The Designated Teacher
It is the duty of the governing body of every school in England and Wales to assign a member of staff the role of designated teacher or DT to have responsibility for promoting the educational achievement of previously looked after-children. This is a statutory requirement whether or not the school has a child has a previously looked-after (or child looked-after) currently on roll and ensures that whenever a new previously looked-after child is admitted to the school, that there is a teacher who is already trained to carry out this important role.
School Governors must ensure that the designated teacher is a qualified teacher (QTS) who has completed the appropriate induction period and is working as a teacher in the school. They must be of appropriate seniority to make decisions about the management of the PPP and to train and advise staff. The designated teacher must also be familiar with the statutory guidance issued by the Department for Education.
The designated teacher should take responsibility for helping all school staff to understand the types of circumstances that can adversely affect how previously looked after children learn and achieve, such as neglect, abuse or inadequate support by their birth families. This will enable the school as a whole to create a supportive environment for all previously looked after children. The DT should be attachment-aware and be able to explain to others how children who have unmet attachment needs may find it difficult to build and maintain relationships with their peers and with adults.

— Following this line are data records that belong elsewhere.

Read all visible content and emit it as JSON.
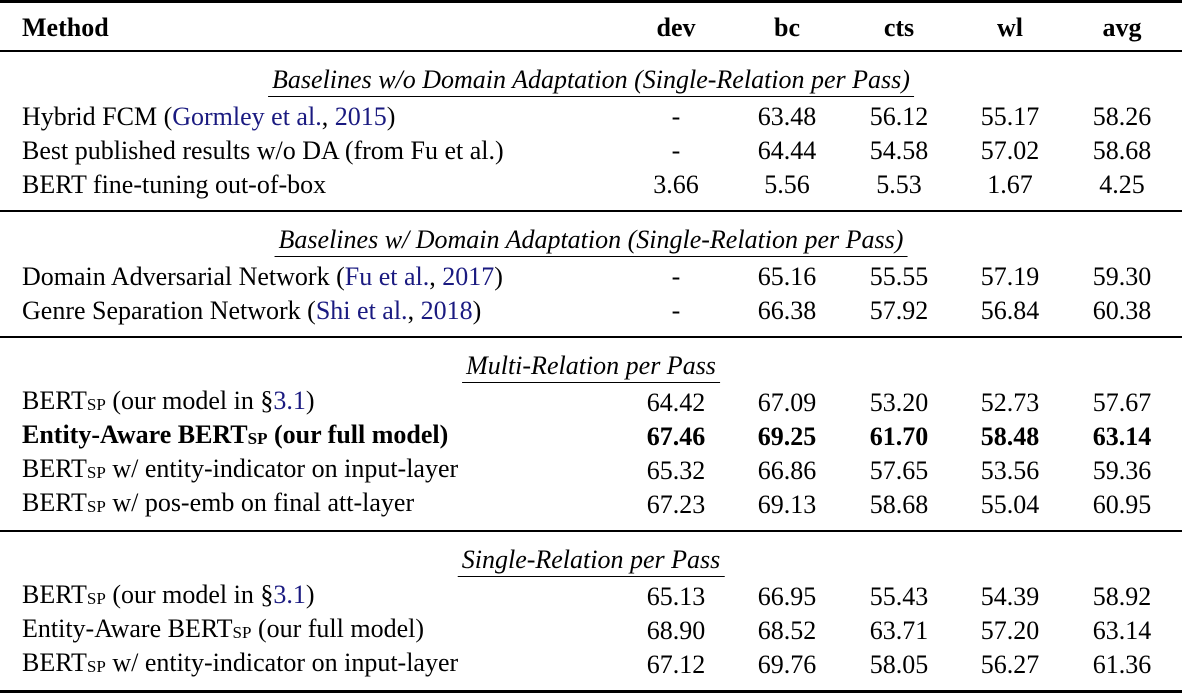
{
  "table": {
    "header": [
      "Method",
      "dev",
      "bc",
      "cts",
      "wl",
      "avg"
    ],
    "sections": [
      {
        "title": "Baselines w/o Domain Adaptation (Single-Relation per Pass)",
        "rows": [
          {
            "method": [
              {
                "text": "Hybrid FCM ("
              },
              {
                "text": "Gormley et al.",
                "style": "link"
              },
              {
                "text": ", "
              },
              {
                "text": "2015",
                "style": "link"
              },
              {
                "text": ")"
              }
            ],
            "cells": [
              "-",
              "63.48",
              "56.12",
              "55.17",
              "58.26"
            ]
          },
          {
            "method": [
              {
                "text": "Best published results w/o DA (from Fu et al.)"
              }
            ],
            "cells": [
              "-",
              "64.44",
              "54.58",
              "57.02",
              "58.68"
            ]
          },
          {
            "method": [
              {
                "text": "BERT fine-tuning out-of-box"
              }
            ],
            "cells": [
              "3.66",
              "5.56",
              "5.53",
              "1.67",
              "4.25"
            ]
          }
        ]
      },
      {
        "title": "Baselines w/ Domain Adaptation (Single-Relation per Pass)",
        "rows": [
          {
            "method": [
              {
                "text": "Domain Adversarial Network ("
              },
              {
                "text": "Fu et al.",
                "style": "link"
              },
              {
                "text": ", "
              },
              {
                "text": "2017",
                "style": "link"
              },
              {
                "text": ")"
              }
            ],
            "cells": [
              "-",
              "65.16",
              "55.55",
              "57.19",
              "59.30"
            ]
          },
          {
            "method": [
              {
                "text": "Genre Separation Network ("
              },
              {
                "text": "Shi et al.",
                "style": "link"
              },
              {
                "text": ", "
              },
              {
                "text": "2018",
                "style": "link"
              },
              {
                "text": ")"
              }
            ],
            "cells": [
              "-",
              "66.38",
              "57.92",
              "56.84",
              "60.38"
            ]
          }
        ]
      },
      {
        "title": "Multi-Relation per Pass",
        "rows": [
          {
            "method": [
              {
                "text": "BERT"
              },
              {
                "text": "SP",
                "style": "sub"
              },
              {
                "text": " (our model in §"
              },
              {
                "text": "3.1",
                "style": "link"
              },
              {
                "text": ")"
              }
            ],
            "cells": [
              "64.42",
              "67.09",
              "53.20",
              "52.73",
              "57.67"
            ]
          },
          {
            "method": [
              {
                "text": "Entity-Aware BERT"
              },
              {
                "text": "SP",
                "style": "sub"
              },
              {
                "text": " (our full model)"
              }
            ],
            "cells": [
              "67.46",
              "69.25",
              "61.70",
              "58.48",
              "63.14"
            ],
            "bold": true
          },
          {
            "method": [
              {
                "text": "BERT"
              },
              {
                "text": "SP",
                "style": "sub"
              },
              {
                "text": " w/ entity-indicator on input-layer"
              }
            ],
            "cells": [
              "65.32",
              "66.86",
              "57.65",
              "53.56",
              "59.36"
            ]
          },
          {
            "method": [
              {
                "text": "BERT"
              },
              {
                "text": "SP",
                "style": "sub"
              },
              {
                "text": " w/ pos-emb on final att-layer"
              }
            ],
            "cells": [
              "67.23",
              "69.13",
              "58.68",
              "55.04",
              "60.95"
            ]
          }
        ]
      },
      {
        "title": "Single-Relation per Pass",
        "rows": [
          {
            "method": [
              {
                "text": "BERT"
              },
              {
                "text": "SP",
                "style": "sub"
              },
              {
                "text": " (our model in §"
              },
              {
                "text": "3.1",
                "style": "link"
              },
              {
                "text": ")"
              }
            ],
            "cells": [
              "65.13",
              "66.95",
              "55.43",
              "54.39",
              "58.92"
            ]
          },
          {
            "method": [
              {
                "text": "Entity-Aware BERT"
              },
              {
                "text": "SP",
                "style": "sub"
              },
              {
                "text": " (our full model)"
              }
            ],
            "cells": [
              "68.90",
              "68.52",
              "63.71",
              "57.20",
              "63.14"
            ]
          },
          {
            "method": [
              {
                "text": "BERT"
              },
              {
                "text": "SP",
                "style": "sub"
              },
              {
                "text": " w/ entity-indicator on input-layer"
              }
            ],
            "cells": [
              "67.12",
              "69.76",
              "58.05",
              "56.27",
              "61.36"
            ]
          }
        ]
      }
    ]
  }
}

They must also actively seek alternatives to exclusions, as these can have disastrous consequences for the life-chances of the previously looked after child or young person.
Details of the role of the designated teacher are set out in the DfE statutory guidance document The designated teacher for looked-after and previously looked-after children (February 2018).

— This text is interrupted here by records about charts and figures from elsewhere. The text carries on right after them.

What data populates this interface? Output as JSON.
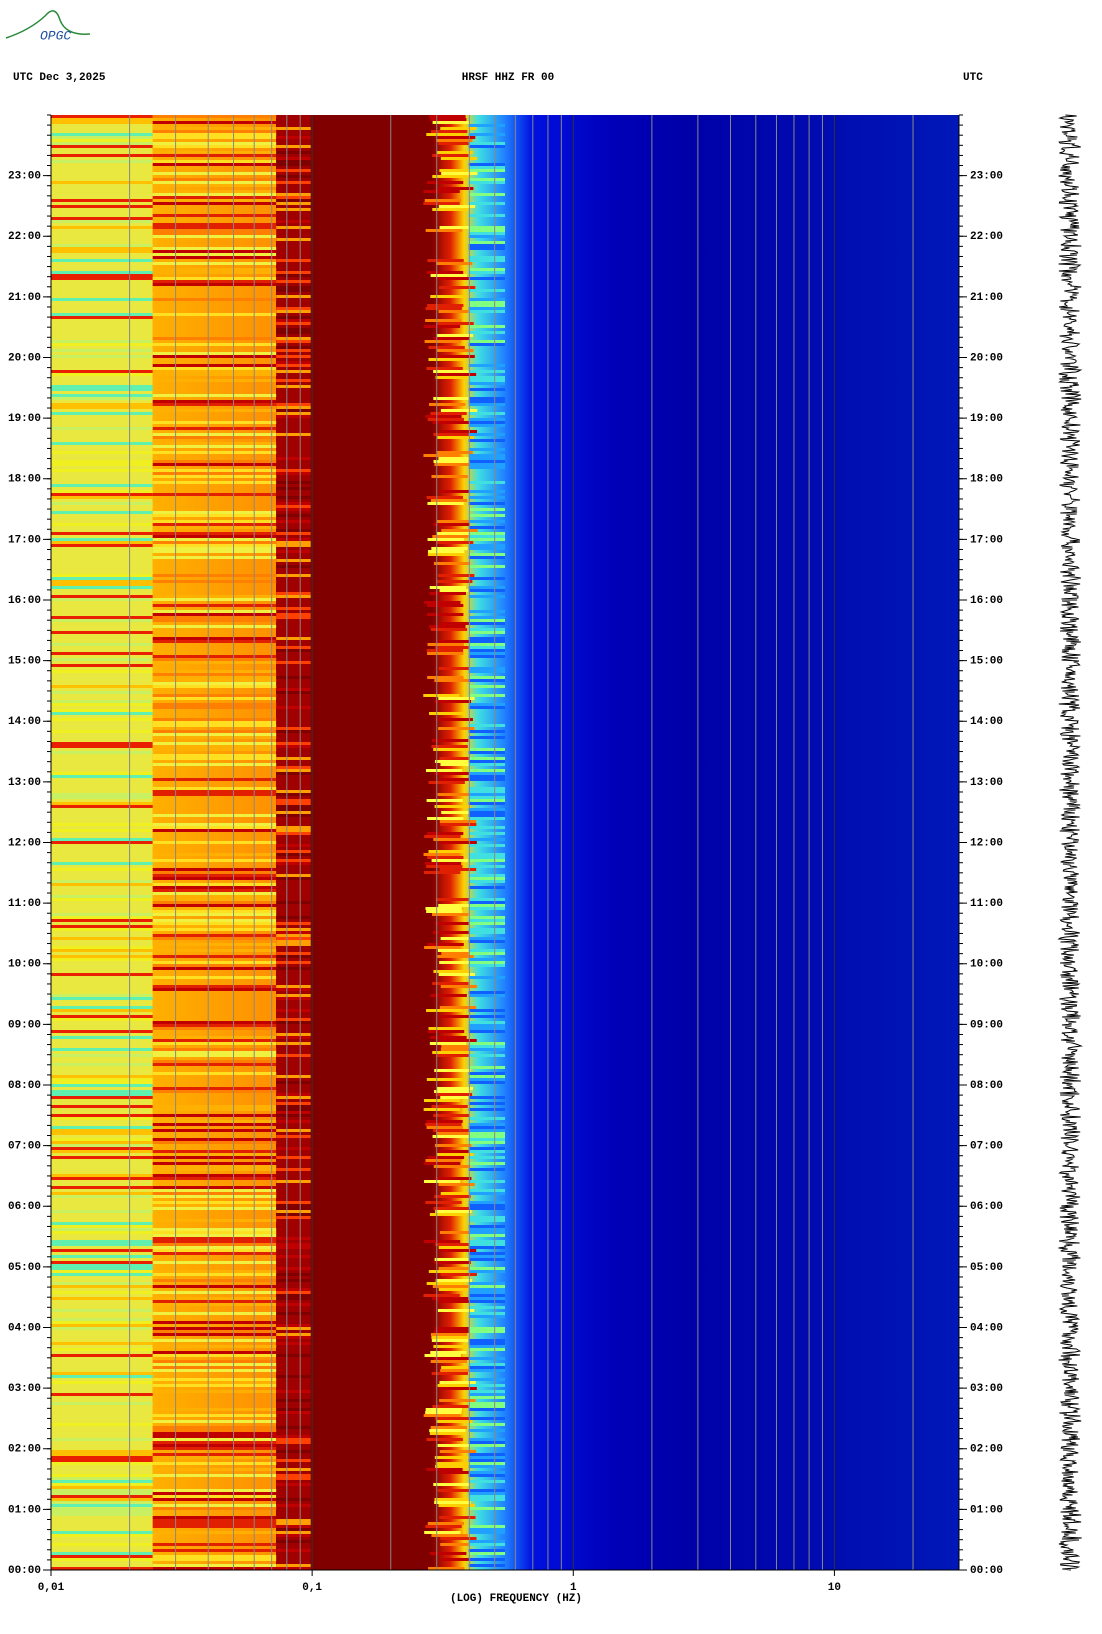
{
  "logo": "OPGC",
  "chart_data": {
    "type": "spectrogram",
    "header_left": "UTC  Dec 3,2025",
    "title": "HRSF HHZ FR 00",
    "header_right": "UTC",
    "xlabel": "(LOG) FREQUENCY (HZ)",
    "xscale": "log",
    "xlim": [
      0.01,
      30
    ],
    "xticks": [
      {
        "value": 0.01,
        "label": "0,01"
      },
      {
        "value": 0.1,
        "label": "0,1"
      },
      1,
      10
    ],
    "ylim": [
      0,
      24
    ],
    "yticks": [
      {
        "value": 0,
        "label": "00:00"
      },
      {
        "value": 1,
        "label": "01:00"
      },
      {
        "value": 2,
        "label": "02:00"
      },
      {
        "value": 3,
        "label": "03:00"
      },
      {
        "value": 4,
        "label": "04:00"
      },
      {
        "value": 5,
        "label": "05:00"
      },
      {
        "value": 6,
        "label": "06:00"
      },
      {
        "value": 7,
        "label": "07:00"
      },
      {
        "value": 8,
        "label": "08:00"
      },
      {
        "value": 9,
        "label": "09:00"
      },
      {
        "value": 10,
        "label": "10:00"
      },
      {
        "value": 11,
        "label": "11:00"
      },
      {
        "value": 12,
        "label": "12:00"
      },
      {
        "value": 13,
        "label": "13:00"
      },
      {
        "value": 14,
        "label": "14:00"
      },
      {
        "value": 15,
        "label": "15:00"
      },
      {
        "value": 16,
        "label": "16:00"
      },
      {
        "value": 17,
        "label": "17:00"
      },
      {
        "value": 18,
        "label": "18:00"
      },
      {
        "value": 19,
        "label": "19:00"
      },
      {
        "value": 20,
        "label": "20:00"
      },
      {
        "value": 21,
        "label": "21:00"
      },
      {
        "value": 22,
        "label": "22:00"
      },
      {
        "value": 23,
        "label": "23:00"
      }
    ],
    "grid": true
  }
}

The Governing Body is required to:
• ensure that the designated teacher undertakes appropriate training (section 20(2) of the 2008 Act);
• ask for an annual report delivered by the Designated Teacher;
• ensure that any issues raised by the designated teacher are acted upon to support the designated teacher and maximise the impact of the role.
The designated teacher has a key role in promoting a culture in which previously-looked after children are encouraged to thrive and given every opportunity to benefit from focussed study support or one-to-one tuition if necessary. The DT should be a central point of initial contact within the school for parents and guardians. They must also take the lead in ensuring that all members of school staff understand how previously looked-after children learn and to be aware of the emotional, psychological and social effects of loss and separation from birth families. They also have a responsibility for ensuring that whole school policies and procedures do not unintentionally put previously looked-after children at a disadvantage; that newly-arrived previously looked-after children have an appropriate and supportive induction to the school and that thought is given to transitions, school journeys and career advice.
The designated teacher may also wish to facilitate an adoption group for parents and carers within the school.